To avoid confusion, please remember that the comments above have a very short time horizon. Always invest with the primary trend. Gold's primary trend is up, targeting at least $3,130.00; silver's primary trend is up, targeting 16:1 gold/silver ratio or $195.66; stock's primary trend is down, targeting Dow under 2,900 and worth only one ounce of gold or 16 ounces of silver. US$ and US$-denominated assets, primary trend down; real estate bubble has burst, primary trend down.

Be advised and warned:

  • Do NOT use these commentaries to trade futures contracts. I don't intend them for that or write them with that short-term trading outlook. I write them for long-term investors in physical metals. Take them as entertainment, but not as a timing service for futures.
  • NOR do I recommend investing in gold or silver Exchange Trade Funds (ETFs). Those are NOT physical metal and I fear one day or another may go up in smoke. Unless you can breathe smoke, stay away. Call me paranoid, but the surviving rabbit is wary of traps.
  • NOR do I recommend trading futures options or other leveraged paper gold and silver products. These are not for the inexperienced.
  • NOR do I recommend buying gold and silver on margin or with debt.
  • What DO I recommend? Physical gold and silver coins and bars in your own hands. For additional information, please see our Ten Commandments for Buying Gold and Silver.
  • One final warning: NEVER insert a 747 Jumbo Jet up your nose.

Explanation of Terms

The US DOLLAR INDEX is the average exchange rate for the US dollar against the Euro, Yen, Pound sterling, Canadian Dollar, Swiss Franc, and Swedish Krona, weighted for each country's trade with the US. It gives a general measure of the US dollar's performance against all other currencies.

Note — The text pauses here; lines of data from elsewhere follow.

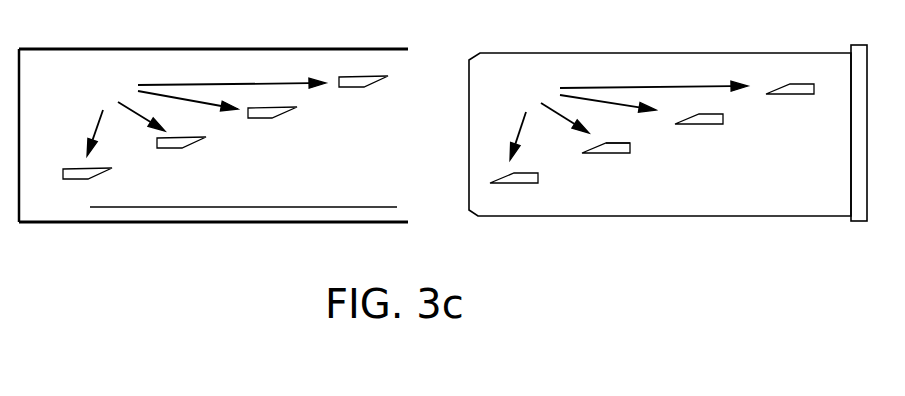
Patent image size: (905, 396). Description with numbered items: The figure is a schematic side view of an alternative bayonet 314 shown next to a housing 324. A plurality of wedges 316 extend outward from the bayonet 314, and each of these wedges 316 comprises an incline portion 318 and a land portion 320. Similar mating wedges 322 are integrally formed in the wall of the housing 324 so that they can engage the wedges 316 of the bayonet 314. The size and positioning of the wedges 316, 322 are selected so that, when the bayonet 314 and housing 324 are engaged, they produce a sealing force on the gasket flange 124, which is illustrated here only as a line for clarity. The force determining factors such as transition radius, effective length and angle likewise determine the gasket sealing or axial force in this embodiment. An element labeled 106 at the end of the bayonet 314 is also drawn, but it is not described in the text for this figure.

The end wall / plate 106 is at (858, 45).
The gasket flange 124 is at (367, 206).
The alternative bayonet 314 is at (563, 53).
The wedges 316 is at (652, 132).
The incline portion 318 is at (586, 149).
The land portion 320 is at (612, 133).
The mating wedges 322 is at (225, 127).
The housing 324 is at (150, 48).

The DOW IN GOLD DOLLARS measures the Dow Jones Industrial Average in gold dollars (0.048375 troy oz. by law). The DiG$ depicts the Primary (20 year) Trend of stocks against gold. When the DiG$ is dropping, gold is gaining value against stocks in a trend that should last 15-20 years. The DiG$'s chart is identical to the Dow in ounces of gold, but gives us one unvarying measure all the way back to 1896. Because it shows the primary trend ("tide") of gold against stocks, for investors it is the single most important financial chart in the world today. Since its August 1999 high at G$925.42 (44.8 ounces), the DiG$ has trended down, targeting a G$80-G$20 (4-1 oz. of gold will buy the whole Dow).

The DOW IN SILVER OUNCES shows how many ounces of silver are needed to buy the entire Dow. The DiSoz is trending down with a target of under 36 ounces.

The GOLD/SILVER RATIO is the gold price divided by the silver price, and shows how many ounces of silver it takes to buy one ounce of gold. The Ratio shows us the Primary (20 year) Trend of gold's value against silver. When the Ratio's trend is dropping, silver is gaining value against gold. This trend targets a gold/silver ratio of 16 ounces of silver to one of gold within the next 5-10 years. That implies that silver will massively, vastly outperform gold before this bull market ends. When both metals are rallying, the ratio often (but not always) drops, confirming the rally.